Senate Majority Leader Harry Reid (D-Nev.) is vowing to block any effort by his GOP counterpart, Mitch McConnell, to loosen the nation’s campaign finance limits as part of a bipartisan budget deal taking shape in Congress.
Last week, the Huffington Post reported that McConnell, who will take over as majority leader in January, wanted to slip into a major government funding bill a measure that would give presidential and congressional candidates more leeway to coordinate their campaign spending with political parties. Right now, candidates for federal office can coordinate some of their election spending with the parties—but only up to a certain amount. (The limit ranges from tens of thousands to several million dollars, depending on the size of the state’s voting-age population.) Beyond that threshold, parties and candidates can’t coordinate their spending plans, and the parties must spend their funds independently of the candidates they back.
The existing rule is intended to prevent donors from using political parties to skirt legal limits on donations to candidates. As it stands, donors can give up to $5,200 every two-year election cycle to each candidate for federal office. But McConnell’s measure, if enacted, would create a massive loophole in that rule, says Fred Wertheimer of Democracy 21, a group that supports limits on money in politics. If McConnell gets what he wants, rich donors who hit the $5,200 limit could simply route further donations to candidates by giving to political party committees—which may accept far larger donations and could work directly with the candidates to ensure the money was spent as the donors intended. “The practical effort here is to repeal the limits,” Wertheimer says.

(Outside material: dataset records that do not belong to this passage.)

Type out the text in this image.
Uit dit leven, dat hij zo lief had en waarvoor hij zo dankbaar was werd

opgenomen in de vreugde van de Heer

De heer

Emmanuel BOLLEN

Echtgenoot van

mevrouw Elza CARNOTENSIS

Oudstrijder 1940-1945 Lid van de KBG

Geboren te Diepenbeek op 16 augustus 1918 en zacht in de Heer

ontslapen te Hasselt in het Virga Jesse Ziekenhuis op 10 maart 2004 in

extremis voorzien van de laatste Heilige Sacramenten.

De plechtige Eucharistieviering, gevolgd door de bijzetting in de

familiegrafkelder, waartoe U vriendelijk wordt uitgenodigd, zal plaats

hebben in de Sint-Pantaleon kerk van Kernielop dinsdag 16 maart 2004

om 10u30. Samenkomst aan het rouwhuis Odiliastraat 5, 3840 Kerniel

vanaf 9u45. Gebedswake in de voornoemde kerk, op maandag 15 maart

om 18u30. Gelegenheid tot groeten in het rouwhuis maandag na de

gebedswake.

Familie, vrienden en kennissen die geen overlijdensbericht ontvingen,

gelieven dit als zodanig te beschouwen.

McConnell has a broader plan here. Politico recently noted that McConnell is seeking to direct more big money to political parties, as opposed to outside groups such as super-PACs that in theory must remain independent of candidates. In a subsequent interview with Roll Call, McConnell suggested he might not force the issue, saying his proposal is “not on the agenda” but that the coordination limit he wants to eliminate is “an absurdity in the current law.”
That doesn’t mean the plan is dead. Should McConnell reverse course and attach this change to the budget bill, Reid’s office says the majority leader will block such a maneuver. “Reid strongly opposes and will fight against any efforts to include the McConnell [measure],” an aide in Reid’s tells Mother Jones.
House and Senate members hashing out the budget bill were expected to release a version of the legislation as early as Monday evening.